Rates Hit Yearly Low

As many investors had been anticipating, the closely watched labor market data released last week surprised to the downside. As a result, mortgage rates declined to the lowest levels of the year.
 

Job Growth Falls Short of Expectations

The key Employment report revealed that the economy added just 22,000 jobs in August, below the consensus forecast of 75,000. Relative strength was seen in health care and social assistance, while the manufacturing sector and the federal government reduced jobs. As expected, the unemployment rate increased to 4.3%, the highest level since 2021. Average hourly earnings were 3.7% higher than a year ago, down from an annual rate of 3.9% last month, and the lowest level since 2021.
 

Weakest Job Openings Since 2021

Like the August Employment data, the latest JOLTS (job openings and labor turnover rates) report, covering the month of July, also showed weakness in the labor market.
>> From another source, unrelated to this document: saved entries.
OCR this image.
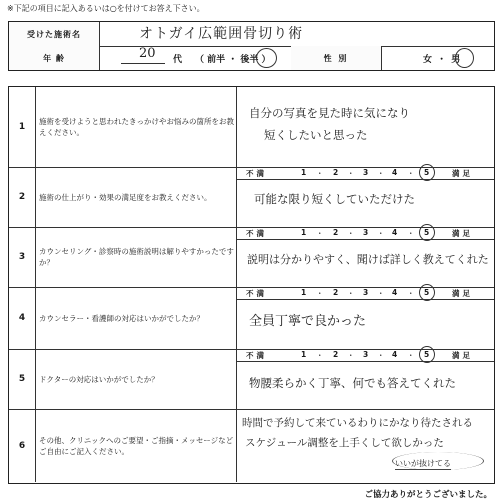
※下記の項目に記入あるいは○を付けてお答え下さい。
受けた施術名	オトガイ広範囲骨切り術
年 齢	20 代 （ 前半 ・ 後半 ）	性 別	女 ・ 男
1
施術を受けようと思われたきっかけやお悩みの箇所をお教えください。
自分の写真を見た時に気になり
短くしたいと思った
2	施術の仕上がり・効果の満足度をお教えください。
不満	1	2	3	4	5	満足
・	・	・	・
可能な限り短くしていただけた
3
カウンセリング・診察時の施術説明は解りやすかったですか？
不満	1	2	3	4	5	満足
・	・	・	・
説明は分かりやすく、聞けば詳しく教えてくれた
4	カウンセラー・看護師の対応はいかがでしたか？
不満	1	2	3	4	5	満足
・	・	・	・
全員丁寧で良かった
5	ドクターの対応はいかがでしたか？
不満	1	2	3	4	5	満足
・	・	・	・
物腰柔らかく丁寧、何でも答えてくれた
6
その他、クリニックへのご要望・ご指摘・メッセージなどご自由にご記入ください。
時間で予約して来ているわりにかなり待たされる
スケジュール調整を上手くして欲しかった
いいが抜けてる
ご協力ありがとうございました。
At the end of July, there were just 7.2 million job openings, well below the consensus forecast of 7.4 million and the fewest in ten months. The number of vacancies for each available worker was close to 1.0, down from a peak of over 2.0 in early 2022, and the lowest level since 2021. A smaller number of openings suggests that companies face less pressure to raise wages to hire enough workers.
 

ISM Data Shows Modest Strength

Unlike the labor market data, two other significant economic reports released last week by the Institute of Supply Management were a bit stronger than expected. The ISM national services sector index rose to 52.0, and the national manufacturing index increased to 48.7. Readings above 50 indicate an expansion in the sectors and below 50 a contraction. Service companies continue to outperform, but higher tariffs on foreign goods may provide a boost to manufacturing companies over time.